What the OBR’s analysis must ignore, though, is the political imperative behind maintaining a significant buffer in the public finances and why the largest can be traced to George Osborne’s time as chancellor.

Osborne’s agenda was to reduce the size of the state. It meant that a buffer of about £30bn was part of the overall austerity message.

Any chancellor who wants to energise government to boost economic growth, as Reeves wants to do, is going to find it difficult to leave tens of billions of pounds unspent, sitting in a reserve fund, just to accommodate a budget rule, albeit one that is self-imposed.

Donald Trump standing next to a noticeboard listing the tariffs imposed on various countries.
Despite the UK only being hit with 10% tariffs by Donald Trump, its economic prospects will suffer from a wider global trade war. Photograph: Carlos Barría/Reuters

That leaves the UK in an unenviable situation. Unless the budget rule is ditched, the situation will persist. There is already speculation that the autumn budget will need to raise taxes again to cope with the fallout from Trump’s tariff regime. A 10% tariff might have left the UK relatively unscathed compared with the EU’s 20%, but Trump’s trade war will hit global growth and, with it, the UK’s economic outlook.

A downgrade to the prospects of growth over the next few years will reduce tax receipts and government income.

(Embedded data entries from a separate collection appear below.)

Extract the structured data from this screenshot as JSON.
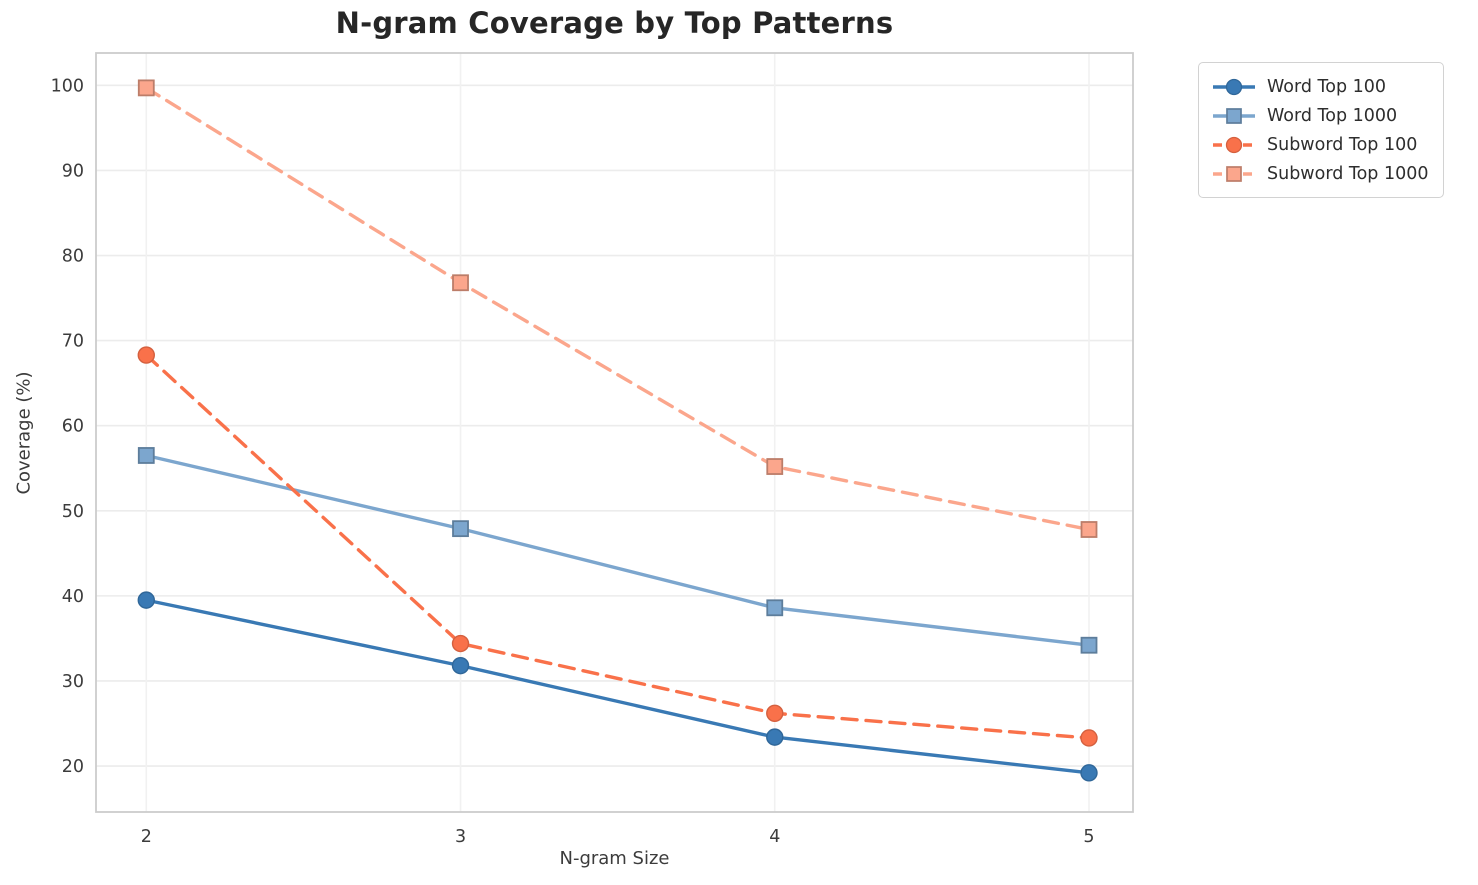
{
  "chart_data": {
    "type": "line",
    "title": "N-gram Coverage by Top Patterns",
    "xlabel": "N-gram Size",
    "ylabel": "Coverage (%)",
    "x": [
      2,
      3,
      4,
      5
    ],
    "xticks": [
      2,
      3,
      4,
      5
    ],
    "yticks": [
      20,
      30,
      40,
      50,
      60,
      70,
      80,
      90,
      100
    ],
    "xlim": [
      1.84,
      5.14
    ],
    "ylim": [
      14.6,
      103.8
    ],
    "grid": true,
    "legend_position": "outside-top-right",
    "series": [
      {
        "name": "Word Top 100",
        "values": [
          39.5,
          31.8,
          23.4,
          19.2
        ],
        "color": "#3979b4",
        "line_style": "solid",
        "marker": "circle"
      },
      {
        "name": "Word Top 1000",
        "values": [
          56.5,
          47.9,
          38.6,
          34.2
        ],
        "color": "#7ca6ce",
        "line_style": "solid",
        "marker": "square"
      },
      {
        "name": "Subword Top 100",
        "values": [
          68.3,
          34.4,
          26.2,
          23.3
        ],
        "color": "#f9714a",
        "line_style": "dashed",
        "marker": "circle"
      },
      {
        "name": "Subword Top 1000",
        "values": [
          99.7,
          76.8,
          55.2,
          47.8
        ],
        "color": "#fba68c",
        "line_style": "dashed",
        "marker": "square"
      }
    ],
    "style": {
      "grid_color": "#ececec",
      "spine_color": "#cccccc",
      "background": "#ffffff"
    }
  }
}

On the plus side, a slowdown in the world economy means the Bank of England will want to cut interest rates at a faster pace – or at least it ought to. And international investors will lend to governments at a cheaper rate.

A decline in borrowing costs will be a boon for Reeves, who inherited a debt-to-GDP ratio of close of 96%, and little room for manoeuvre after the Liz Truss debacle.

How these cross-currents affect the budget deficit is not clear. Lower growth will increase the deficit, while cheaper debt will reduce it.

Even if the result is a positive number, it leaves businesses to wonder whether there will be higher taxes or not. And what we know about business sentiment is that it is very sensitive to the government’s tax and spending plans.

Most business people don’t like to take risks, whatever they say in public. They want the reassurance of solid government backing for projects that enhance growth.

Investment decisions often take at least five years before they make a return, during which time businesses will want a settled economic outlook. The UK can look back on a disastrous decade of low business investment largely because Tory infighting over Brexit meant the direction of travel was a subject of constant debate.

What can Reeves do? She needs to end the speculation – and soon. Waiting for the next budget creates another six months’ more uncertainty. It also ties the summer spending review to austerity-lite spending limits. If the need to protect welfare payments and for higher defence spending was not enough to justify rewriting the budget rules before the spring statement, surely Trump’s tariffs provide the green light now.

Loosening the deficit rule would allow the government to protect businesses from the worst of the downturn and intervene in industries that are essential to the UK’s independence, such as steel. Cuts to police numbers could be avoided and cash-starved bodies, such as further education colleges, could be given a new lease of life.

Otherwise, there is the prospect of perpetual debate about what more pain each budget will bring, killing consumer and business confidence and the growth the UK desperately needs.